I'd like to score all the possible arrangements, but skip those that are mirrors or rotations of things I've already considered. My usual hack-job attempts at iterating through such things include a lookup table, where I'd simply look through a list of ones completed. In this case, that lookup through potentially 8! (16! in my real problem) would take much longer than simply scoring each permutation.

How can I iterate through this and potentially reduce my problem set from 16! (~20 trillion) to perhaps 5 trillion? Or, failing a direct answer, what would you call this kind of problem? I'm not sure what to look up and read about. If I knew enough to know what to tag this problem as, I'd be farther along!

Answer 1

You can do this using canonicalization.

As long as the garden is rectangular, exactly one of the equivalent permutations has the $0$ in the top left quarter (for $2\times4$, that’s the first two spots), so you can quickly check whether that’s the case and only process such permutations.

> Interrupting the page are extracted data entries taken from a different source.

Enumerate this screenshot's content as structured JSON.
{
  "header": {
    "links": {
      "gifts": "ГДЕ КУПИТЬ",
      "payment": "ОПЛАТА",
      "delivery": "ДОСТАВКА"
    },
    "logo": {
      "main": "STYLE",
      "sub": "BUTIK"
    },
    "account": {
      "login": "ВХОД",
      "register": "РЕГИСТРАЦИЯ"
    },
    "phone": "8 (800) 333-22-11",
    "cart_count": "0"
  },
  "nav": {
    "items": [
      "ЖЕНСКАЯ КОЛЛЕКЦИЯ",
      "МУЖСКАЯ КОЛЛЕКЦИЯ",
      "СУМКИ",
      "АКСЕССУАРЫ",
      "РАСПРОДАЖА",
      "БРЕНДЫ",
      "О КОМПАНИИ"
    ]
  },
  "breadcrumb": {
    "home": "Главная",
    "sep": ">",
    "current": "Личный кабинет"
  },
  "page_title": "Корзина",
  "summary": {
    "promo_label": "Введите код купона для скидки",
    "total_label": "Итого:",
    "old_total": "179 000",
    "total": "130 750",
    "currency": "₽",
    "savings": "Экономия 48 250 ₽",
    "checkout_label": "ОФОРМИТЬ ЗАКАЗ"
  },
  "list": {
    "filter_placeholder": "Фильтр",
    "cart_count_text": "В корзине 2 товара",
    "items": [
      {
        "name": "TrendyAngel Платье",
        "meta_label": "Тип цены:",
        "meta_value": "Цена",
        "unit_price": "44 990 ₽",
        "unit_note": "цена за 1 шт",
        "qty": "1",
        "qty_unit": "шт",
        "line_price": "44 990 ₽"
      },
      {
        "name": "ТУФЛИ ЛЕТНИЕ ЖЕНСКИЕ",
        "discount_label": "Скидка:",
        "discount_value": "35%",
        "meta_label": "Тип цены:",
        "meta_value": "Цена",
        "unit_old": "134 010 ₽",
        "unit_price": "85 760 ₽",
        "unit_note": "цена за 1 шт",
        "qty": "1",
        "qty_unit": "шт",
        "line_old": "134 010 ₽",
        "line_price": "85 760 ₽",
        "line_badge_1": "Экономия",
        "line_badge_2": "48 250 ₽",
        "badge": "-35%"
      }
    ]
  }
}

If the garden is square, things are only slightly more complicated. Now there are two equivalent permutations where $0$ is in the top left quarter. If $0$ is off the diagonal, take the one where it’s above the diagonal; if it’s on the diagonal, take the one where the off-diagonal elements in the top-left quarter are in ascending order.

Or you could always take the lexically smallest of the permutations. That’s the one where the least value in the four corners is in the top left corner, and in case of a square, additionally the value to the right of the top-left corner is smaller than the value below the top-left corner.

For $2\times4$ the first approach is more efficient (you just have to compare $2$ values against $0$), but for larger gardens the second approach is more efficient (you always only have to compare $4$ values for rectangles, $6$ for squares, independent of the size of the garden).

Answer 2

You can solve this problem via integer linear programming, as follows. Let binary variable $x_{i,j}$ indicate whether item $i$ is placed in slot $j$. Maximizing the number of good pairs is equivalent to minimizing the number of bad pairs. For each pair $(j_1,j_2)$ (with $j_1<j_2$) of neighboring slots, let binary variable $y_{j_1,j_2}$ indicate whether the item pair assigned to those slots is bad. The problem is to minimize $\sum_{j_1,j_2} y_{j_1,j_2}$ subject to: \begin{align} \sum_j x_{i,j} &= 1 &&\text{for all $i$}\\ \sum_i x_{i,j} &= 1 &&\text{for all $j$}\\ x_{i_1,j_1} + x_{i_2,j_2} - 1 &\le y_{j_1,j_2} &&\text{for all bad item pairs $(i_1,i_2)$ (with $i_1 \not= i_2$) and slot pairs $(j_1,j_2)$} \end{align} The first constraint places each item in exactly one slot. The second constraint places exactly one item in each slot. The third constraint enforces the implication $(x_{i_1,j_1} = 1 \land x_{i_2,j_2} = 1) \implies y_{j_1,j_2} = 1$, so placing a bad item pair in neighboring slots contributes a penalty of $1$ to the objective.

Using an integer linear programming solver will find an optimal solution without explicitly enumerating all feasible solutions.